Il grande campione è stanco di un ambiente che non gli piace più, che gli ha tolto la voglia di correre pur se ancora vincente. Per quanto mi riguarda lo capisco e lo ammiro
Stoner non si diverte più e ha deciso di ritirarsi? Come lo capisco! Ricordo perfettamente quando a Phillip Island, nella sua Australia, direi nel 2002, questo ragazzino mi venne presentato da Wayne Gardner col consiglio: “Tienilo d’occhio, perché ha la stoffa del campione”.

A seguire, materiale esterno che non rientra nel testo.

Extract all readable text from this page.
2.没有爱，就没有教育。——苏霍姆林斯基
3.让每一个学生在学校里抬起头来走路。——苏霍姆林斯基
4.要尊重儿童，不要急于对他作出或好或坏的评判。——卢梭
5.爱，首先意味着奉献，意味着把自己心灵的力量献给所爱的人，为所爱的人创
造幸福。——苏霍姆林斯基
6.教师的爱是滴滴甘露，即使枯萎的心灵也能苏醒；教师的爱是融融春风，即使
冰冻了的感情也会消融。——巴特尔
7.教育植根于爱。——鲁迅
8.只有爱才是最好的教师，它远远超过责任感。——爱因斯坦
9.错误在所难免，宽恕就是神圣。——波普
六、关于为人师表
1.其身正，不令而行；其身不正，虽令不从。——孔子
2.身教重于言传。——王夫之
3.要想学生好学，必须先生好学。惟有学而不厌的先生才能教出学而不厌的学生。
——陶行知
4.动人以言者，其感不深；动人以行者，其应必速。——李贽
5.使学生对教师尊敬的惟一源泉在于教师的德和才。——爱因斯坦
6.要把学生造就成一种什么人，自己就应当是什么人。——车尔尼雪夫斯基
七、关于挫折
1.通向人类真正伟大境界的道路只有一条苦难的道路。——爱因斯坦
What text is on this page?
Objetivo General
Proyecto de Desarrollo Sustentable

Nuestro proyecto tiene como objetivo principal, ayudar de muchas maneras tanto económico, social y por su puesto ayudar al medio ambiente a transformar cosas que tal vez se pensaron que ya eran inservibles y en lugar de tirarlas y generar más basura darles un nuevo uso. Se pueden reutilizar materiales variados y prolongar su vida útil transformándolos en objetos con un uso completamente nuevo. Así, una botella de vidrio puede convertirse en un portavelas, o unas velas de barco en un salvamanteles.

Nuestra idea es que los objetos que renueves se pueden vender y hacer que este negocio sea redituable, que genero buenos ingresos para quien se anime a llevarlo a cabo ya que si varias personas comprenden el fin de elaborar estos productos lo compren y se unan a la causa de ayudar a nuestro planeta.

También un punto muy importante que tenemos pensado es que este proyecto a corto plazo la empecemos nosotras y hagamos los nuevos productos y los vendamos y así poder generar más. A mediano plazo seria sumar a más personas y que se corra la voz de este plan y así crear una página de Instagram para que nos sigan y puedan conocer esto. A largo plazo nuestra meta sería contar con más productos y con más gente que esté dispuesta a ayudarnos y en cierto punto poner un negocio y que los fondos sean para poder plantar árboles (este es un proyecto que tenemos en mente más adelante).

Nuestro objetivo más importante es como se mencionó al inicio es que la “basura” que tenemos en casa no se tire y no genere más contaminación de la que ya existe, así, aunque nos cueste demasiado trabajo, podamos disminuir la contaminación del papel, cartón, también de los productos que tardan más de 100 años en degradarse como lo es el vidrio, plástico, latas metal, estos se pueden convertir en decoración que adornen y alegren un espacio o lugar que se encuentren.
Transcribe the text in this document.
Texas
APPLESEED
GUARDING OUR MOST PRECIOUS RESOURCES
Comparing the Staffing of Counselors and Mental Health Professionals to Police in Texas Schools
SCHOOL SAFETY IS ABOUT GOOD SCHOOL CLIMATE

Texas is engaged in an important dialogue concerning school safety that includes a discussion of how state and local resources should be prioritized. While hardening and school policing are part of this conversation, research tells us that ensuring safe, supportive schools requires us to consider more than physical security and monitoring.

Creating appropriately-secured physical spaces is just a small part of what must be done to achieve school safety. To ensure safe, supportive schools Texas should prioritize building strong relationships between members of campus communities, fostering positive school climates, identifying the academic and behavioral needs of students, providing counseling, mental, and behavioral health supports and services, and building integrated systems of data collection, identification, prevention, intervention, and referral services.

Era, appunto, un ragazzino. E la stessa cosa mi capitò a una festa di moto club, a Forlì, quando Loris Reggiani mi presentò il giovanissimo Marco Melandri, dandomi lo stesso consiglio. Poche settimane fa Davide Tardozzi mi ha fatto segnare il nome di un bambino – perché di un bambino ancora si tratta – assicurandomi che è un campione nato, e non solo perché vince a man bassa nelle minimoto, ma perché a suo giudizio – e non c’è dubbio che lui i campioni li conosca – ha anche il temperamento e la mentalità del talento naturale. Presto vedrò se ha colpito nel centro.

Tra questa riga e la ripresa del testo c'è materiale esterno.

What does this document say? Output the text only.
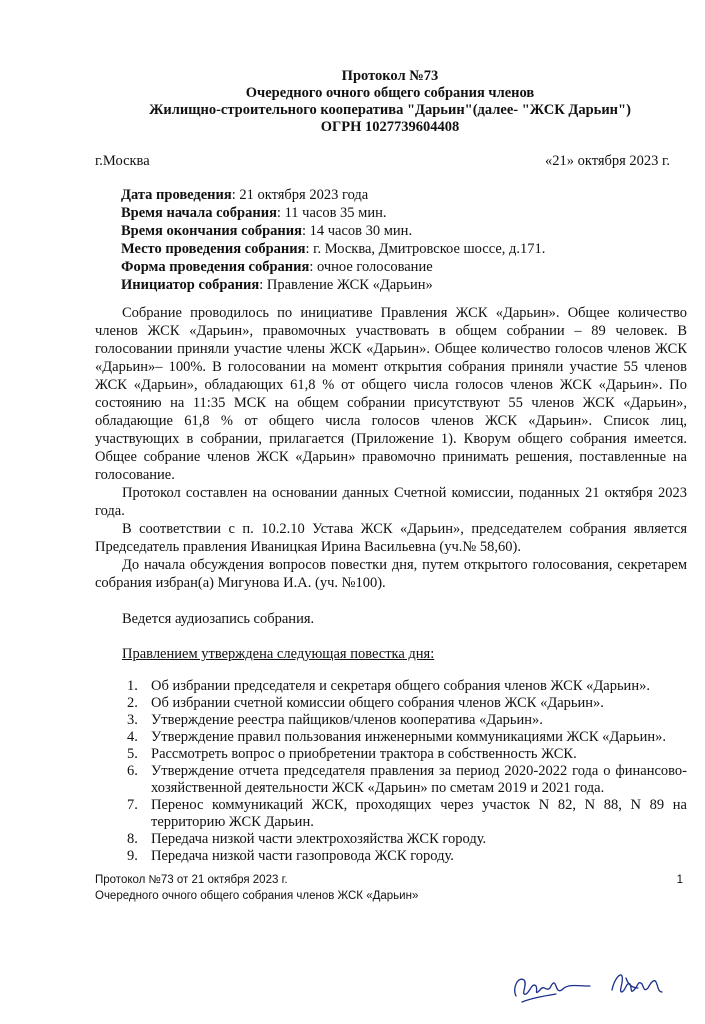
Протокол №73
Очередного очного общего собрания членов
Жилищно-строительного кооператива "Дарьин"(далее- "ЖСК Дарьин")
ОГРН 1027739604408
г.Москва	«21» октября 2023 г.
Дата проведения: 21 октября 2023 года
Время начала собрания: 11 часов 35 мин.
Время окончания собрания: 14 часов 30 мин.
Место проведения собрания: г. Москва, Дмитровское шоссе, д.171.
Форма проведения собрания: очное голосование
Инициатор собрания: Правление ЖСК «Дарьин»

Собрание проводилось по инициативе Правления ЖСК «Дарьин». Общее количество членов ЖСК «Дарьин», правомочных участвовать в общем собрании – 89 человек. В голосовании приняли участие члены ЖСК «Дарьин». Общее количество голосов членов ЖСК «Дарьин»– 100%. В голосовании на момент открытия собрания приняли участие 55 членов ЖСК «Дарьин», обладающих 61,8 % от общего числа голосов членов ЖСК «Дарьин». По состоянию на 11:35 МСК на общем собрании присутствуют 55 членов ЖСК «Дарьин», обладающие 61,8 % от общего числа голосов членов ЖСК «Дарьин». Список лиц, участвующих в собрании, прилагается (Приложение 1). Кворум общего собрания имеется. Общее собрание членов ЖСК «Дарьин» правомочно принимать решения, поставленные на голосование.

Протокол составлен на основании данных Счетной комиссии, поданных 21 октября 2023 года.

В соответствии с п. 10.2.10 Устава ЖСК «Дарьин», председателем собрания является Председатель правления Иваницкая Ирина Васильевна (уч.№ 58,60).

До начала обсуждения вопросов повестки дня, путем открытого голосования, секретарем собрания избран(а) Мигунова И.А. (уч. №100).

Ведется аудиозапись собрания.

Правлением утверждена следующая повестка дня:

1. Об избрании председателя и секретаря общего собрания членов ЖСК «Дарьин».
2. Об избрании счетной комиссии общего собрания членов ЖСК «Дарьин».
3. Утверждение реестра пайщиков/членов кооператива «Дарьин».
4. Утверждение правил пользования инженерными коммуникациями ЖСК «Дарьин».
5. Рассмотреть вопрос о приобретении трактора в собственность ЖСК.
6. Утверждение отчета председателя правления за период 2020-2022 года о финансово-хозяйственной деятельности ЖСК «Дарьин» по сметам 2019 и 2021 года.
7. Перенос коммуникаций ЖСК, проходящих через участок N 82, N 88, N 89 на территорию ЖСК Дарьин.
8. Передача низкой части электрохозяйства ЖСК городу.
9. Передача низкой части газопровода ЖСК городу.
Протокол №73 от 21 октября 2023 г.
Очередного очного общего собрания членов ЖСК «Дарьин»
1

La generazione che è al potere nel motociclismo agonistico odierno è quella delle minimoto, è quella dei bambini cresciuti a pieghe, pistoni, telai ed elettronica. È quella dei campioni che a otto anni sanno già vincere e a dieci rilasciano interviste dichiarando con la massima serietà “Ieri non eravamo del tutto a posto, ma la squadra ha svolto un ottimo lavoro e questa mattina nel warm up le cose sono migliorate nettamente. Sono felice di aver ottenuto un eccellente risultato, soprattutto perché i miei avversari mi hanno impegnato al massimo. Questa comunque è solo una gara; la strada per il titolo è ancora lunga”.
Stoner è uno degli esponenti di spicco di questa generazione. Ha cominciato a correre prestissimo, probabilmente con una enorme passione, ma non per il motociclismo agonistico, bensì per questo gioco diverso, affascinante, coinvolgente, che lo proiettava con autorevolezza nel mondo fatato dei grandi, che lo poneva su un piano ben più elevato rispetto ai suoi coetanei. La passione che può esprimere un bambino è enormemente diversa da quella di un ventenne: si chiamano allo stesso modo, ma non sono nemmeno parenti.

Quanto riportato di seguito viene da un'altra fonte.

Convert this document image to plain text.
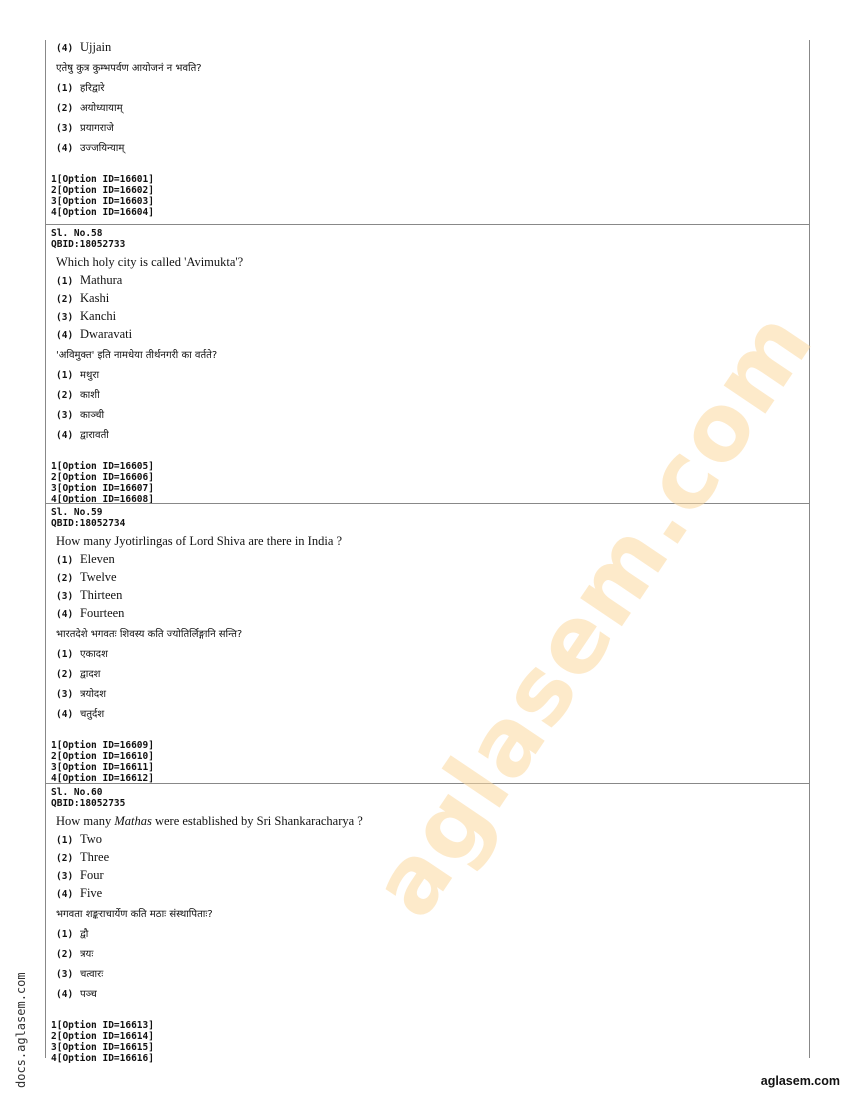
(4) Ujjain
एतेषु कुत्र कुम्भपर्वण आयोजनं न भवति?
(1) हरिद्वारे
(2) अयोध्यायाम्
(3) प्रयागराजे
(4) उज्जयिन्याम्
1[Option ID=16601]
2[Option ID=16602]
3[Option ID=16603]
4[Option ID=16604]
Sl. No.58
QBID:18052733
Which holy city is called 'Avimukta'?
(1) Mathura
(2) Kashi
(3) Kanchi
(4) Dwaravati
'अविमुक्त' इति नामधेया तीर्थनगरी का वर्तते?
(1) मथुरा
(2) काशी
(3) काञ्ची
(4) द्वारावती
1[Option ID=16605]
2[Option ID=16606]
3[Option ID=16607]
4[Option ID=16608]
Sl. No.59
QBID:18052734
How many Jyotirlingas of Lord Shiva are there in India ?
(1) Eleven
(2) Twelve
(3) Thirteen
(4) Fourteen
भारतदेशे भगवतः शिवस्य कति ज्योतिर्लिङ्गानि सन्ति?
(1) एकादश
(2) द्वादश
(3) त्रयोदश
(4) चतुर्दश
1[Option ID=16609]
2[Option ID=16610]
3[Option ID=16611]
4[Option ID=16612]
Sl. No.60
QBID:18052735
How many Mathas were established by Sri Shankaracharya ?
(1) Two
(2) Three
(3) Four
(4) Five
भगवता शङ्कराचार्येण कति मठाः संस्थापिताः?
(1) द्वौ
(2) त्रयः
(3) चत्वारः
(4) पञ्च
1[Option ID=16613]
2[Option ID=16614]
3[Option ID=16615]
4[Option ID=16616]
aglasem.com
docs.aglasem.com	aglasem.com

La precocità ormai eccessiva con cui questi talenti vengono selezionati verso il loro destino fa sì che la carriera venga anticipata tanto da concludersi necessariamente prima di quanto era usuale anni fa. Non accade solo nel motociclismo, ma anche in altri sport, come ad esempio la ginnastica artistica. E Stoner in questo parallelo mi richiama alla mente Nadia Comaneci, un autentico fenomeno che pagò pesantemente i pochi anni in cui il mondo intero l’aveva celebrata.
Io penso che Casey sia stanco di questo ambiente che gli ha dato sì la fama, la ricchezza, ma che l’ha anche spremuto a fondo mandandolo in crisi più volte. Lui non è Valentino Rossi, non è poliedrico, non sa far innamorare la gente, non ama i giornalisti che a loro volta non lo amano, anzi quasi ridicolizzano la sua incapacità di essere “personaggio”.
Lui e la televisione sono agli antipodi, come l’Italia e l’Australia. E la televisione oggi detta le regole, a mio parere perverse, che hanno trasformato lo sport, così come il costume e anche il giornalismo. In questo, Stoner ed io abbiamo qualcosa in comune: siamo stanchi di un mestiere che abbiamo tanto amato e del quale non apprezziamo l’evoluzione. Adesso il grande campione, così come fece il politico Cincinnato all’epoca degli antichi romani, ha deciso di lasciare la vita pubblica e di rifugiarsi nel privato. E annuncia che si porrà altri obiettivi. Come si dice su Facebook? Mi piace!
L’unica cosa che non mi piacerebbe sarebbe un ritorno. Pino Allievi, giornalista bravo, esperto e riflessivo della Gazzetta, lo prevede, e forse ha ragione: passare dai riflettori sempre accesi all’isolamento è difficile, ma se c’è qualcuno che può farcela, si chiama Stoner.